Number, indeed, has two proper kinds (ιδια ειδη), odd and even, and a third mixed together from both, the even-odd(αρτιοπέριττον). Of each of the two kinds there are many shapes, of which each thing itself gives signs.
(Philolaus F5 = Stobaeus, Eclogae 1.21.7c; tr. Huffman 1993)
The quote is from Horky's Plato and Pythagoreanism, 2013, (p.141), it is commented twice further in text. On p185 the author writes " the so-called even-odd (αρτιοπέριττον), which appears to refer to the “one.” Aristotle, too, knew this fragment, and he is explicit in associating the “one” with the “even-odd” class and stating that it is derived from the “even” and the “odd.” On p190, disappointingly, he says "however It is beyond the scope of this study to examine in more detail the significance of the concept of “mixture” of Forms or classes".
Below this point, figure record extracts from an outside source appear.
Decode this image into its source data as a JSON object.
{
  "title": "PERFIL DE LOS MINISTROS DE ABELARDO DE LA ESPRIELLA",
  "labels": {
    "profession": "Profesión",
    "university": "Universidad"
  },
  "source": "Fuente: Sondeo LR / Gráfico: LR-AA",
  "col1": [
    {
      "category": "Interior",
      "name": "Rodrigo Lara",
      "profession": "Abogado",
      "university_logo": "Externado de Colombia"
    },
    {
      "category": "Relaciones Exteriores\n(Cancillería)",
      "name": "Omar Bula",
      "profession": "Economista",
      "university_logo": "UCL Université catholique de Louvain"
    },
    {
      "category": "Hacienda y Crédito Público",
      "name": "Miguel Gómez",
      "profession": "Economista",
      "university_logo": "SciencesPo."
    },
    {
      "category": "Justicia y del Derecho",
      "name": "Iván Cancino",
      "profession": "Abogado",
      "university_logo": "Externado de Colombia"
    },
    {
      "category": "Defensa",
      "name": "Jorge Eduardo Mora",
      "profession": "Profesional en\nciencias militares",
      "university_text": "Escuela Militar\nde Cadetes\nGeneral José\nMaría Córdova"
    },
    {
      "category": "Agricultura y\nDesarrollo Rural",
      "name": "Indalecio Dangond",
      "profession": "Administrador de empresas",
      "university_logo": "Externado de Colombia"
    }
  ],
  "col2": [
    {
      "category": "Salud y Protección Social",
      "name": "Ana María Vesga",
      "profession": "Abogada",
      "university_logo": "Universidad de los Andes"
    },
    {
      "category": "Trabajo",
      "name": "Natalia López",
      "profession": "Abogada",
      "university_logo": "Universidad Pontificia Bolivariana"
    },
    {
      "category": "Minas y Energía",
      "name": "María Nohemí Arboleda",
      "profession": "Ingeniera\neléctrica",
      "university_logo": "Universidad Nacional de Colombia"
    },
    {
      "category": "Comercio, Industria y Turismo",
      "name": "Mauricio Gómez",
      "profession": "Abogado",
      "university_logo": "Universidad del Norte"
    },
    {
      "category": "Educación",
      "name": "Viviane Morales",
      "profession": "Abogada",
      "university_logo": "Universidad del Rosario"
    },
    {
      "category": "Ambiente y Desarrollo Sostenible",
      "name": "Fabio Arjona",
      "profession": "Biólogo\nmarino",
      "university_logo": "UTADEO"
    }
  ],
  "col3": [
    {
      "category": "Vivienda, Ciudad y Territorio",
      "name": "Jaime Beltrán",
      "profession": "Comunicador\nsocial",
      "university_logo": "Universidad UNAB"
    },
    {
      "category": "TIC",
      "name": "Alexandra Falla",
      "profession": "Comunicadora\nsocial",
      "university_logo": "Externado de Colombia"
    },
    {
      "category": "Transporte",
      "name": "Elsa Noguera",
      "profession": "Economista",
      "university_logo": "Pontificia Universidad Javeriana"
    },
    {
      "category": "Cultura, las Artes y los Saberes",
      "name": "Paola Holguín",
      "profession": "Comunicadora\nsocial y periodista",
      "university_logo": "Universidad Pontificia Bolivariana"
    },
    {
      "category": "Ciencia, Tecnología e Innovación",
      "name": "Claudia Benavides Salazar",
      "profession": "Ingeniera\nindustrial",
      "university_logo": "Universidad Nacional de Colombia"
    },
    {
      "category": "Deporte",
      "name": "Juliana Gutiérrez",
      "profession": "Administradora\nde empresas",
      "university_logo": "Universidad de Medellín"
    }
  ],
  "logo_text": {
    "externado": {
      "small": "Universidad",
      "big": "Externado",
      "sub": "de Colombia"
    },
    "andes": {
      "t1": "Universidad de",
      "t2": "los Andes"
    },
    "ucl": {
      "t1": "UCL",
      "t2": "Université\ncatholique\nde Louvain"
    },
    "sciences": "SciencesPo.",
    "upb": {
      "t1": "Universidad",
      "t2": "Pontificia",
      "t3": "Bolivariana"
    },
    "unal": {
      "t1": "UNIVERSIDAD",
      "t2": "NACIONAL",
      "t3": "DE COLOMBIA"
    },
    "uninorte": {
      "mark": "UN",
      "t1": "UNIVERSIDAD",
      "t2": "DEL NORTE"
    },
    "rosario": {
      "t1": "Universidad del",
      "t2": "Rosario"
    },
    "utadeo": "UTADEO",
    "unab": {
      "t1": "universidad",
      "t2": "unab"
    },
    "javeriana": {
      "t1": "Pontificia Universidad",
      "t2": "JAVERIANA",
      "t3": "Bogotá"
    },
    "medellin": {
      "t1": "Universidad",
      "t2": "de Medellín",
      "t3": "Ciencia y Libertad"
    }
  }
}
The “one” is not the number preceding two which Ancient greeks apparently did not accept as a number. Philolaos quote might suggest that it is set apart as it has no shape but I am tempted to read it as suggesting that the mixed numbers have multiple shapes, while the numbers from the proper kinds have each just one.
So what are the 3 kinds of numbers? The odd numbers are perhaps the ones that we also call odd, (starting with 3), while the even numbers are seen as, so to say, 'strictly even', the powers of 2, that is 2,4,8,16 and the rest, that is 6,10,12 etc. as even-odd. References and comments (or should this be moved to Philosophy SE)?